The modern ferry, carting hundreds of passengers, a mixture of wazungu tourists and local business folk and families, skipped across the Zanzibar Strait in ninety minutes. We trundled up the gangway to the chaotic customs area. Sam and I approached the counter.

‘Passports,’ the official said.

I handed them over. Morton had advised me Zanzibar was actually still a separate country within the ‘union’ of Tanzania and we would need our passports, but not our yellow fever certificates.

‘Yellow fever certificates.’

Morton!

‘I don’t have them here,’ I explained, ‘they are back at the hotel we were staying at in Dar, in storage. I didn’t think we would need them given you have to present them to get into Tanzania.’

‘This is a problem.’

He spoke to a nearby female official in Swahili and she approached us. ‘You must follow me.’

She marched us through the crowd and we entered a quiet glass enclosed room.

‘You must understand you have only two options. By WHO regulations, if you do not have physical evidence of a yellow fever vaccination, we cannot let you into the country. Zanzibar is an independent country. Your other option is we take you to the department of health and you both receive another vaccination, which is not harmful even if you have had a previous vaccination. This will cost you seventy dollars US each.’

‘Can I ring the hotel and get them to find the certificates, take a photo and send it to my phone. That is physical evidence,’ I said.

‘No, I do not have time for that. I am going home soon.’

I thought to myself that that is an odd thing to say.

Sam wasn’t happy. ‘I don’t want another needle. I don’t want to go back.’

The official looked at me. ‘You must help me solve this problem.’

The penny dropped. I had heard that phrase before.

‘Will money help?’

‘How much money?’

‘How about twenty US for both of us.’

‘I can’t hear you.’

‘$30US, and I am now speaking very loudly.’

She opened the top drawer of the desk she was sitting behind. I slipped the money in the drawer and she closed it.

‘You must not tell anybody about this. I like my job.’

‘No problem.’ I said. I thought to myself, well you are ripping me off. I would rather give my money to the crippled beggars in the street than you.
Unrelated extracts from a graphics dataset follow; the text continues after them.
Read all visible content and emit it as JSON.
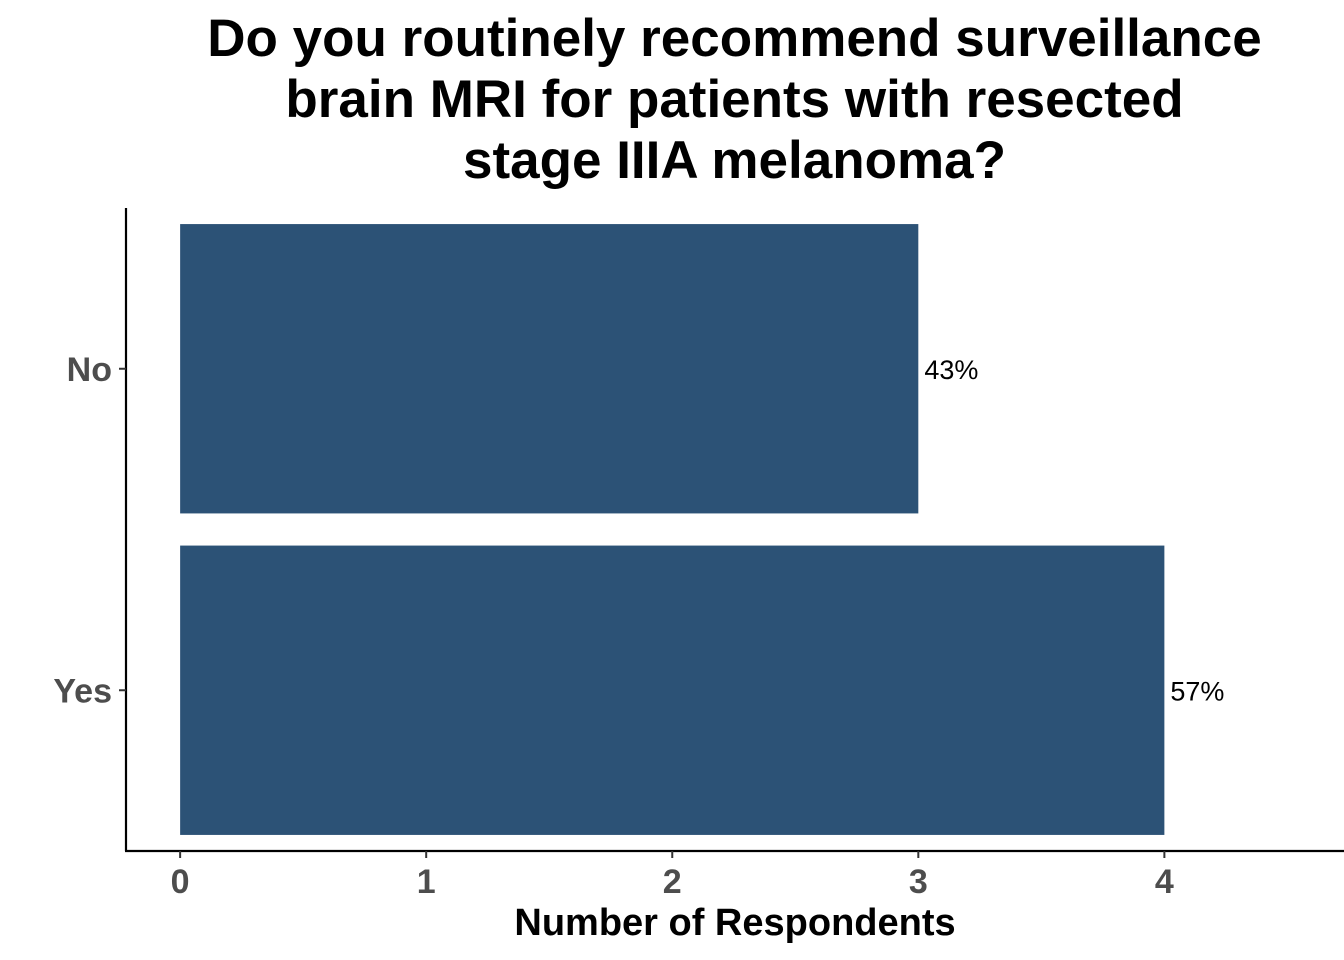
{
  "chart_data": {
    "type": "bar",
    "orientation": "horizontal",
    "title_lines": [
      "Do you routinely recommend surveillance",
      "brain MRI for patients with resected",
      "stage IIIA melanoma?"
    ],
    "categories": [
      "No",
      "Yes"
    ],
    "values": [
      3,
      4
    ],
    "data_labels": [
      "43%",
      "57%"
    ],
    "xlabel": "Number of Respondents",
    "ylabel": "",
    "x_ticks": [
      0,
      1,
      2,
      3,
      4
    ],
    "xlim": [
      -0.22,
      4.73
    ],
    "grid": false,
    "legend": "none",
    "bar_color": "#2c5276"
  }
}
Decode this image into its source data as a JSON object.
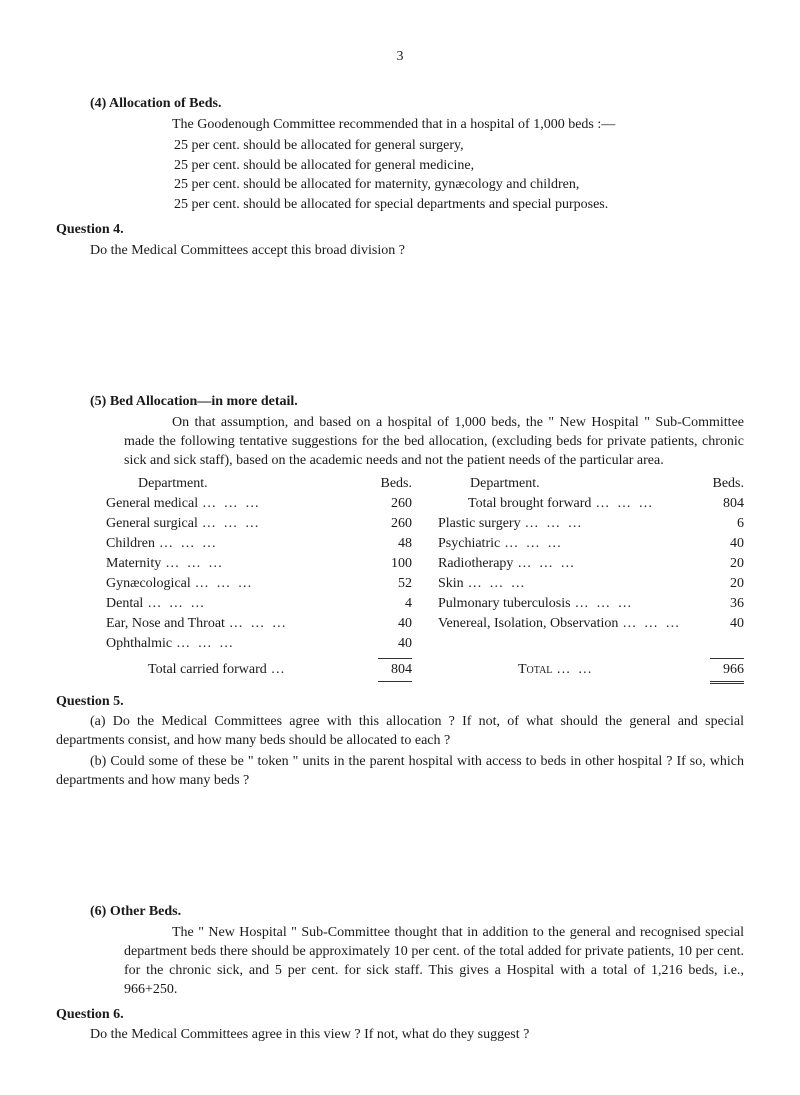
{
  "page_number": "3",
  "section4": {
    "number_title": "(4) Allocation of Beds.",
    "intro": "The Goodenough Committee recommended that in a hospital of 1,000 beds :—",
    "bullets": [
      "25 per cent. should be allocated for general surgery,",
      "25 per cent. should be allocated for general medicine,",
      "25 per cent. should be allocated for maternity, gynæcology and children,",
      "25 per cent. should be allocated for special departments and special purposes."
    ]
  },
  "question4": {
    "heading": "Question 4.",
    "para": "Do the Medical Committees accept this broad division ?"
  },
  "section5": {
    "number_title": "(5) Bed Allocation—in more detail.",
    "intro": "On that assumption, and based on a hospital of 1,000 beds, the \" New Hospital \" Sub-Committee made the following tentative suggestions for the bed allocation, (excluding beds for private patients, chronic sick and sick staff), based on the academic needs and not the patient needs of the particular area.",
    "left_heading_dept": "Department.",
    "left_heading_beds": "Beds.",
    "right_heading_dept": "Department.",
    "right_heading_beds": "Beds.",
    "left_rows": [
      {
        "label": "General medical",
        "value": "260"
      },
      {
        "label": "General surgical",
        "value": "260"
      },
      {
        "label": "Children",
        "value": "48"
      },
      {
        "label": "Maternity",
        "value": "100"
      },
      {
        "label": "Gynæcological",
        "value": "52"
      },
      {
        "label": "Dental",
        "value": "4"
      },
      {
        "label": "Ear, Nose and Throat",
        "value": "40"
      },
      {
        "label": "Ophthalmic",
        "value": "40"
      }
    ],
    "left_total": {
      "label": "Total carried forward",
      "value": "804"
    },
    "right_rows": [
      {
        "label": "Total brought forward",
        "value": "804",
        "indented": true
      },
      {
        "label": "Plastic surgery",
        "value": "6"
      },
      {
        "label": "Psychiatric",
        "value": "40"
      },
      {
        "label": "Radiotherapy",
        "value": "20"
      },
      {
        "label": "Skin",
        "value": "20"
      },
      {
        "label": "Pulmonary tuberculosis",
        "value": "36"
      },
      {
        "label": "Venereal, Isolation, Observation",
        "value": "40"
      }
    ],
    "right_total": {
      "label": "Total",
      "value": "966"
    }
  },
  "question5": {
    "heading": "Question 5.",
    "para_a": "(a) Do the Medical Committees agree with this allocation ?   If not, of what should the general and special departments consist, and how many beds should be allocated to each ?",
    "para_b": "(b) Could some of these be \" token \" units in the parent hospital with access to beds in other hospital ?   If so, which departments and how many beds ?"
  },
  "section6": {
    "number_title": "(6) Other Beds.",
    "para": "The \" New Hospital \" Sub-Committee thought that in addition to the general and recognised special department beds there should be approximately 10 per cent. of the total added for private patients, 10 per cent. for the chronic sick, and 5 per cent. for sick staff. This gives a Hospital with a total of 1,216 beds, i.e., 966+250."
  },
  "question6": {
    "heading": "Question 6.",
    "para": "Do the Medical Committees agree in this view ?   If not, what do they suggest ?"
  }
}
Meanwhile and unbeknownst to me, Naomi from Heiress Films – the documentary makers who’ve been following our journey – had been filming through the window. I also wearing a microphone which I had completely forgotten about in all the kerfuffle. The entire interaction was picked up and recorded. We got through customs, as did Morton, who slammed his $20 US on the woman’s desk when she asked.  We rejoined, Matt (who had travelled across before us) as we exited the building and entered the glare, dust and archaic beauty of Stone Town, the capital of Zanzibar.